Sosyal medyada görmüşsünüzdür. Nişantaşı Üniversitesi sahibi, son seçimlerde Mersin’den MHP milletvekili seçilen Levent Uysal’ın akademik ve idari personele gönderdiği ileti epey gündem yarattı. Yazım yanlışlarına takılınca metnin içeriğine “focus olma motivasyonu” sekteye uğrayabiliyor. Önemsiz gibi mesajın sonuna bir not olarak iliştirilmiş “iş bilincinde olmayan ve iş etiğine uymayanların” gammazlanması ve gereğinin yapılması için gizliden “focus motivasyonu” sağlandığını görünce kanı donuyor asıl insanın.

Kimi durumlarda “hangisi daha kötü?” diye düşünmek gerekiyor.

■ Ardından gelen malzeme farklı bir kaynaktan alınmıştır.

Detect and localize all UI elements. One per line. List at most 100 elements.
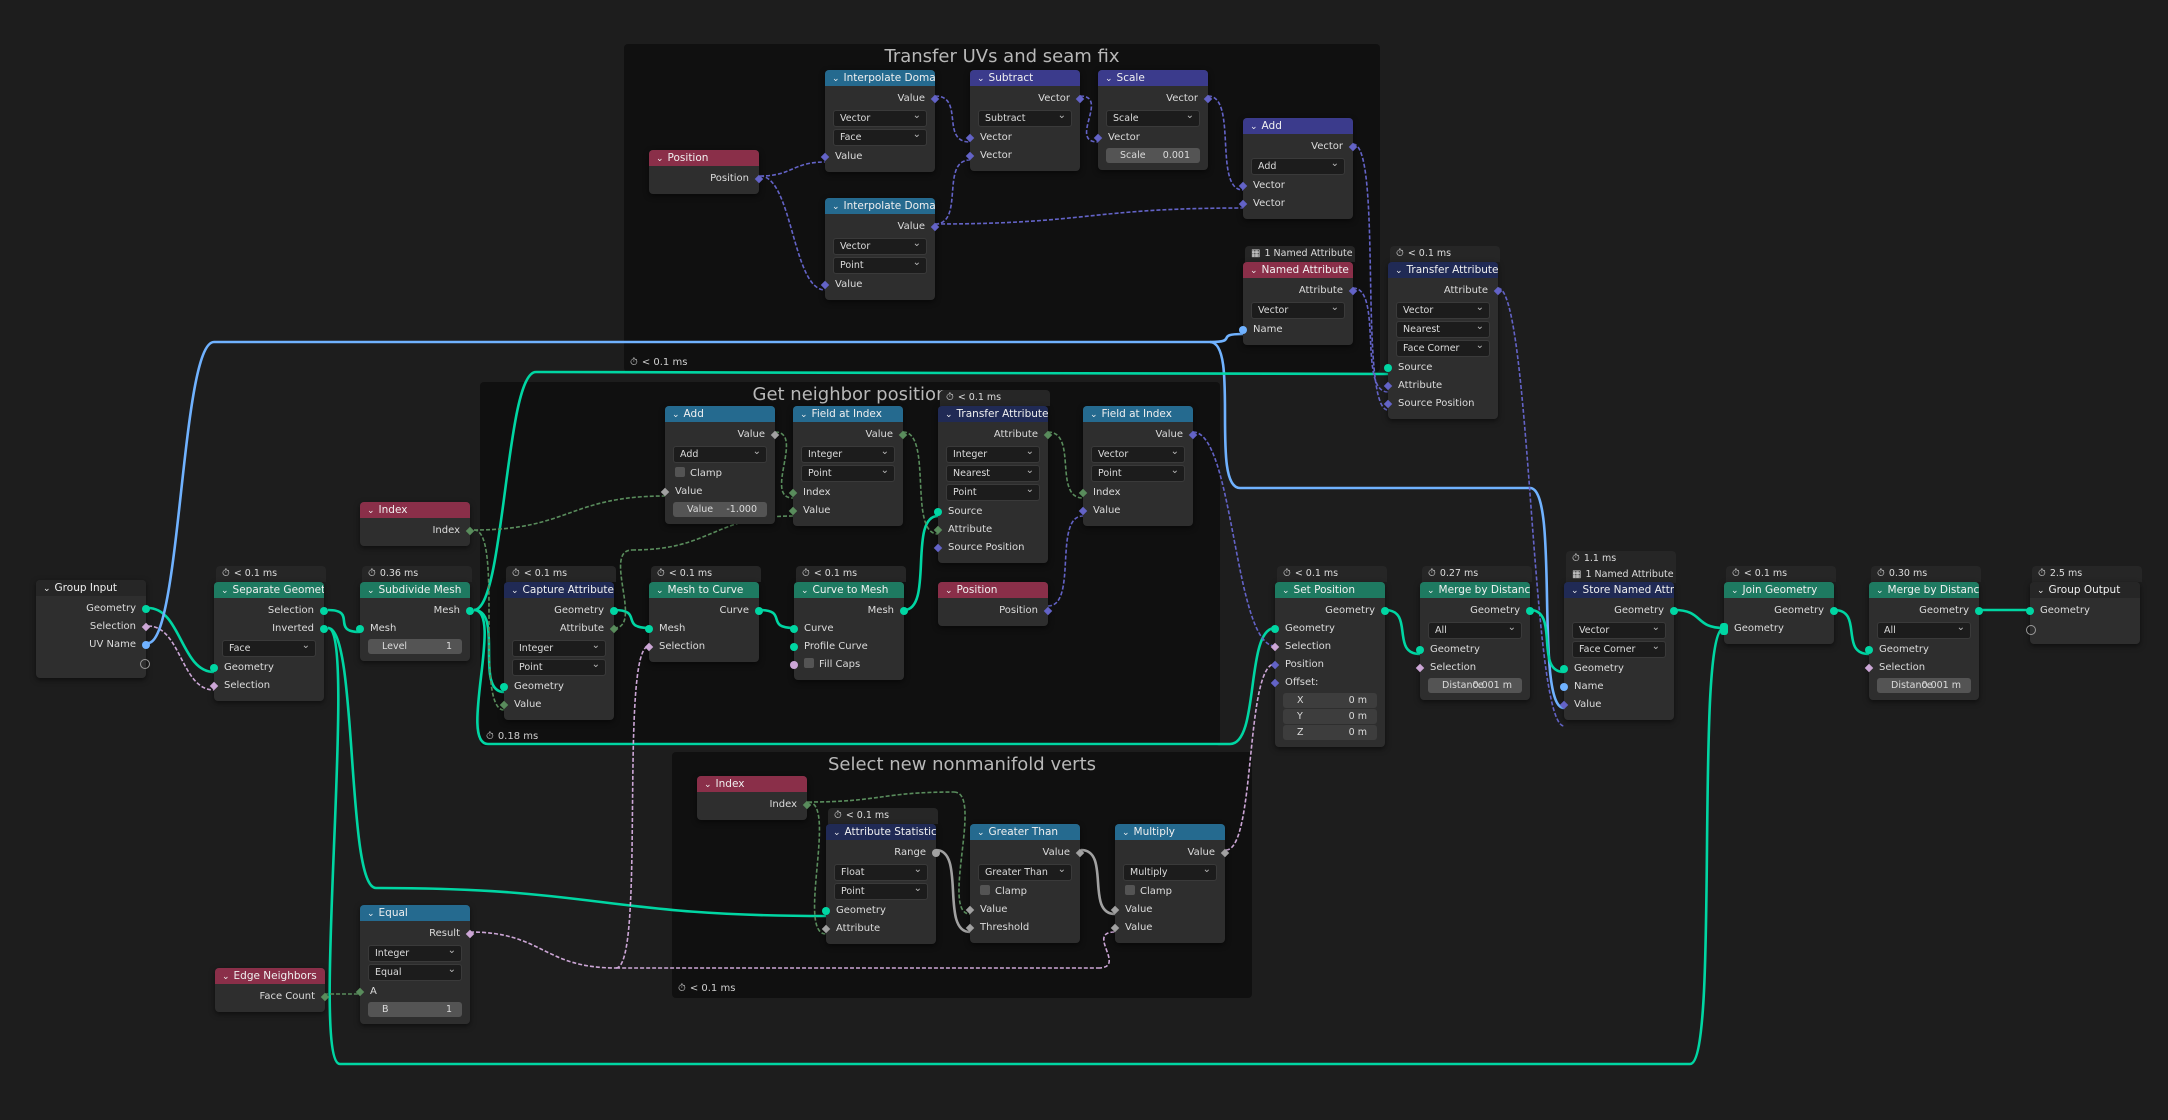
node-header[interactable]: ⌄ Field at Index <box>793 406 903 422</box>
distance-field[interactable]: Distance 0.001 m <box>1877 678 1971 693</box>
socket-empty[interactable] <box>140 659 150 669</box>
mapping-dropdown[interactable]: Nearest <box>1396 319 1490 338</box>
domain-dropdown[interactable]: Face Corner <box>1572 639 1666 658</box>
node-header[interactable]: ⌄ Merge by Distance <box>1869 582 1979 598</box>
socket[interactable] <box>932 849 940 857</box>
node-edge-neighbors[interactable]: ⌄ Edge Neighbors Face Count <box>215 968 330 1012</box>
node-field-at-index[interactable]: ⌄Field at Index Value Vector Point Index… <box>1078 406 1198 526</box>
chevron-down-icon[interactable]: ⌄ <box>833 828 841 838</box>
type-dropdown[interactable]: Vector <box>1396 300 1490 319</box>
node-header[interactable]: ⌄ Greater Than <box>970 824 1080 840</box>
chevron-down-icon[interactable]: ⌄ <box>977 828 985 838</box>
domain-dropdown[interactable]: Point <box>801 463 895 482</box>
mode-dropdown[interactable]: All <box>1428 620 1522 639</box>
socket[interactable] <box>790 661 798 669</box>
node-interpolate-domain[interactable]: ⌄Interpolate Domain Value Vector Point V… <box>820 198 940 300</box>
socket[interactable] <box>1670 607 1678 615</box>
node-transfer-attribute[interactable]: ⌄Transfer Attribute Attribute Integer Ne… <box>933 406 1053 563</box>
node-header[interactable]: ⌄ Position <box>938 582 1048 598</box>
socket[interactable] <box>141 622 151 632</box>
node-header[interactable]: ⌄ Subdivide Mesh <box>360 582 470 598</box>
node-header[interactable]: ⌄ Set Position <box>1275 582 1385 598</box>
socket[interactable] <box>1865 646 1873 654</box>
b-field[interactable]: B1 <box>368 1002 462 1017</box>
socket[interactable] <box>2026 607 2034 615</box>
socket[interactable] <box>1270 678 1280 688</box>
socket[interactable] <box>1416 646 1424 654</box>
operation-dropdown[interactable]: Scale <box>1106 108 1200 127</box>
socket[interactable] <box>934 508 942 516</box>
chevron-down-icon[interactable]: ⌄ <box>222 972 230 982</box>
socket-multi[interactable] <box>1720 623 1728 635</box>
node-vector-scale[interactable]: ⌄Scale Vector Scale Vector Scale0.001 <box>1093 70 1213 170</box>
node-index[interactable]: ⌄ Index Index <box>360 502 475 546</box>
node-header[interactable]: ⌄ Add <box>665 406 775 422</box>
node-header[interactable]: ⌄ Mesh to Curve <box>649 582 759 598</box>
node-link[interactable] <box>1529 608 1565 674</box>
socket[interactable] <box>755 607 763 615</box>
node-header[interactable]: ⌄ Subtract <box>970 70 1080 86</box>
node-link[interactable] <box>327 626 377 890</box>
chevron-down-icon[interactable]: ⌄ <box>1876 586 1884 596</box>
node-header[interactable]: ⌄ Transfer Attribute <box>1388 262 1498 278</box>
node-set-position[interactable]: ⌄ Set Position Geometry Geometry Selectio… <box>1270 582 1389 747</box>
type-dropdown[interactable]: Vector <box>833 236 927 255</box>
chevron-down-icon[interactable]: ⌄ <box>1427 586 1435 596</box>
node-transfer-attribute[interactable]: ⌄Transfer Attribute Attribute Vector Nea… <box>1383 262 1503 419</box>
chevron-down-icon[interactable]: ⌄ <box>945 586 953 596</box>
node-merge-by-distance[interactable]: ⌄Merge by Distance Geometry All Geometry… <box>1415 582 1534 700</box>
mode-dropdown[interactable]: All <box>1877 620 1971 639</box>
node-mesh-to-curve[interactable]: ⌄ Mesh to Curve Curve Mesh Selection <box>644 582 763 662</box>
node-join-geometry[interactable]: ⌄ Join Geometry Geometry Geometry <box>1720 582 1838 644</box>
chevron-down-icon[interactable]: ⌄ <box>656 154 664 164</box>
node-header[interactable]: ⌄ Group Input <box>36 580 146 596</box>
node-math-add[interactable]: ⌄Add Value Add Clamp Value Value-1.000 <box>660 406 780 524</box>
type-dropdown[interactable]: Vector <box>1251 300 1345 319</box>
chevron-down-icon[interactable]: ⌄ <box>1731 586 1739 596</box>
socket[interactable] <box>790 625 798 633</box>
node-header[interactable]: ⌄Interpolate Domain <box>825 198 935 214</box>
node-link[interactable] <box>1689 626 1725 1066</box>
node-link[interactable] <box>535 370 1389 376</box>
type-dropdown[interactable]: Integer <box>946 444 1040 463</box>
node-store-named-attribute[interactable]: ⌄Store Named Attribute Geometry Vector F… <box>1559 582 1678 720</box>
chevron-down-icon[interactable]: ⌄ <box>1250 122 1258 132</box>
chevron-down-icon[interactable]: ⌄ <box>1571 586 1579 596</box>
domain-dropdown[interactable]: Point <box>946 482 1040 501</box>
node-header[interactable]: ⌄ Curve to Mesh <box>794 582 904 598</box>
socket[interactable] <box>209 681 219 691</box>
node-header[interactable]: ⌄Store Named Attribute <box>1564 582 1674 598</box>
chevron-down-icon[interactable]: ⌄ <box>832 202 840 212</box>
chevron-down-icon[interactable]: ⌄ <box>367 909 375 919</box>
domain-dropdown[interactable]: Face <box>222 638 316 657</box>
socket[interactable] <box>1559 700 1569 710</box>
level-field[interactable]: Level 1 <box>368 639 462 654</box>
mapping-dropdown[interactable]: Nearest <box>946 463 1040 482</box>
socket[interactable] <box>1493 286 1503 296</box>
socket[interactable] <box>466 607 474 615</box>
chevron-down-icon[interactable]: ⌄ <box>656 586 664 596</box>
socket[interactable] <box>1383 399 1393 409</box>
node-link[interactable] <box>469 931 617 969</box>
socket[interactable] <box>465 526 475 536</box>
node-math-multiply[interactable]: ⌄Multiply Value Multiply Clamp Value Val… <box>1110 824 1230 943</box>
socket[interactable] <box>1381 607 1389 615</box>
node-link[interactable] <box>1673 608 1725 630</box>
socket[interactable] <box>320 607 328 615</box>
node-header[interactable]: ⌄ Merge by Distance <box>1420 582 1530 598</box>
node-index[interactable]: ⌄ Index Index <box>697 776 812 820</box>
node-header[interactable]: ⌄ Multiply <box>1115 824 1225 840</box>
socket[interactable] <box>1830 607 1838 615</box>
node-interpolate-domain[interactable]: ⌄Interpolate Domain Value Vector Face Va… <box>820 70 940 172</box>
node-compare-equal[interactable]: ⌄Equal Result Integer Equal A B1 <box>355 905 475 1024</box>
socket[interactable] <box>355 987 365 997</box>
operation-dropdown[interactable]: Add <box>1251 156 1345 175</box>
chevron-down-icon[interactable]: ⌄ <box>977 74 985 84</box>
value-field[interactable]: Value -1.000 <box>673 502 767 517</box>
node-link[interactable] <box>147 606 215 674</box>
socket[interactable] <box>645 625 653 633</box>
domain-dropdown[interactable]: Face <box>833 127 927 146</box>
socket[interactable] <box>790 643 798 651</box>
node-field-at-index[interactable]: ⌄Field at Index Value Integer Point Inde… <box>788 406 908 526</box>
type-dropdown[interactable]: Vector <box>1091 444 1185 463</box>
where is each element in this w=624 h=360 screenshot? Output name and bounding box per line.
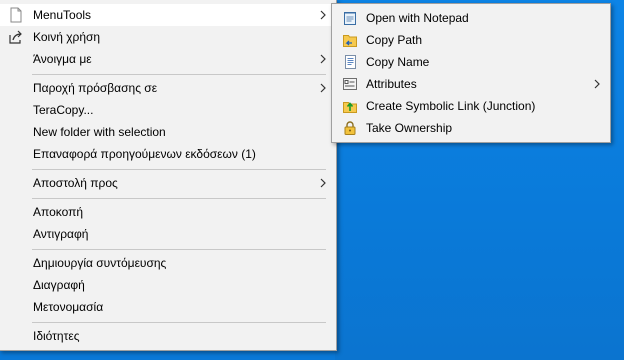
context-menu: MenuTools Κοινή χρήση Άνοιγμα με Παροχή … (0, 0, 337, 351)
submenu-item-label: Create Symbolic Link (Junction) (366, 99, 536, 113)
file-icon (10, 7, 22, 23)
menu-item-teracopy[interactable]: TeraCopy... (0, 99, 336, 121)
copy-name-icon (345, 55, 356, 69)
submenu-item-label: Attributes (366, 77, 417, 91)
menu-item-give-access[interactable]: Παροχή πρόσβασης σε (0, 77, 336, 99)
chevron-right-icon (320, 178, 326, 188)
menu-item-send-to[interactable]: Αποστολή προς (0, 172, 336, 194)
submenu-item-create-symbolic-link[interactable]: Create Symbolic Link (Junction) (332, 95, 610, 117)
menu-item-label: TeraCopy... (33, 103, 94, 117)
menu-separator (32, 322, 326, 323)
menu-item-label: Ιδιότητες (33, 329, 80, 343)
menu-item-label: Αποκοπή (33, 205, 84, 219)
menu-item-label: Μετονομασία (33, 300, 104, 314)
menu-item-label: Άνοιγμα με (33, 52, 92, 66)
submenu-item-label: Take Ownership (366, 121, 453, 135)
menu-item-rename[interactable]: Μετονομασία (0, 296, 336, 318)
notepad-icon (344, 12, 356, 25)
menu-item-label: MenuTools (33, 8, 92, 22)
copy-path-icon (343, 35, 357, 47)
menu-item-restore-previous-versions[interactable]: Επαναφορά προηγούμενων εκδόσεων (1) (0, 143, 336, 165)
menu-item-new-folder-with-selection[interactable]: New folder with selection (0, 121, 336, 143)
submenu-item-label: Copy Path (366, 33, 423, 47)
lock-icon (344, 121, 356, 135)
menu-separator (32, 249, 326, 250)
submenu-item-open-with-notepad[interactable]: Open with Notepad (332, 7, 610, 29)
symlink-icon (343, 102, 357, 113)
menu-item-label: Επαναφορά προηγούμενων εκδόσεων (1) (33, 147, 256, 161)
menu-item-label: Αντιγραφή (33, 227, 89, 241)
submenu-item-copy-name[interactable]: Copy Name (332, 51, 610, 73)
menu-item-open-with[interactable]: Άνοιγμα με (0, 48, 336, 70)
menu-item-label: Κοινή χρήση (33, 30, 101, 44)
share-icon (9, 30, 22, 44)
menu-item-create-shortcut[interactable]: Δημιουργία συντόμευσης (0, 252, 336, 274)
submenu-item-attributes[interactable]: Attributes (332, 73, 610, 95)
menu-item-cut[interactable]: Αποκοπή (0, 201, 336, 223)
submenu-item-copy-path[interactable]: Copy Path (332, 29, 610, 51)
submenu-item-label: Copy Name (366, 55, 430, 69)
menu-item-share[interactable]: Κοινή χρήση (0, 26, 336, 48)
menu-item-label: Παροχή πρόσβασης σε (33, 81, 158, 95)
menu-separator (32, 198, 326, 199)
submenu-item-label: Open with Notepad (366, 11, 469, 25)
chevron-right-icon (320, 54, 326, 64)
menu-separator (32, 169, 326, 170)
menu-item-menutools[interactable]: MenuTools (0, 4, 336, 26)
attributes-icon (343, 78, 357, 90)
menu-item-label: New folder with selection (33, 125, 166, 139)
menutools-submenu: Open with Notepad Copy Path Copy Name At… (331, 3, 611, 143)
menu-separator (32, 74, 326, 75)
menu-item-label: Διαγραφή (33, 278, 85, 292)
chevron-right-icon (320, 83, 326, 93)
menu-item-label: Αποστολή προς (33, 176, 118, 190)
submenu-item-take-ownership[interactable]: Take Ownership (332, 117, 610, 139)
menu-item-copy[interactable]: Αντιγραφή (0, 223, 336, 245)
chevron-right-icon (320, 10, 326, 20)
menu-item-properties[interactable]: Ιδιότητες (0, 325, 336, 347)
chevron-right-icon (594, 79, 600, 89)
menu-item-label: Δημιουργία συντόμευσης (33, 256, 167, 270)
menu-item-delete[interactable]: Διαγραφή (0, 274, 336, 296)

Doktora sahibi bir akademisyen ve halkın sorunlarını, ihtiyaçlarını temsil görevi için adaylığa seçilmiş bir kişinin düşünce dünyası ve eğitim yeterliği elbette kendine yakıştırdığı dili de belirler. Bu kısımda şaşılacak bir şey yok aslında. Şaşılacak olan ülkenin, yurttaşların, gelecek kuşakların kaderini belirleyecek olanların kültürel birikimi, neyle ya da kimle yetinebileceği ya da motivasyonu olmalı. Ona da şaşıracak evreyi çoktan geçtik.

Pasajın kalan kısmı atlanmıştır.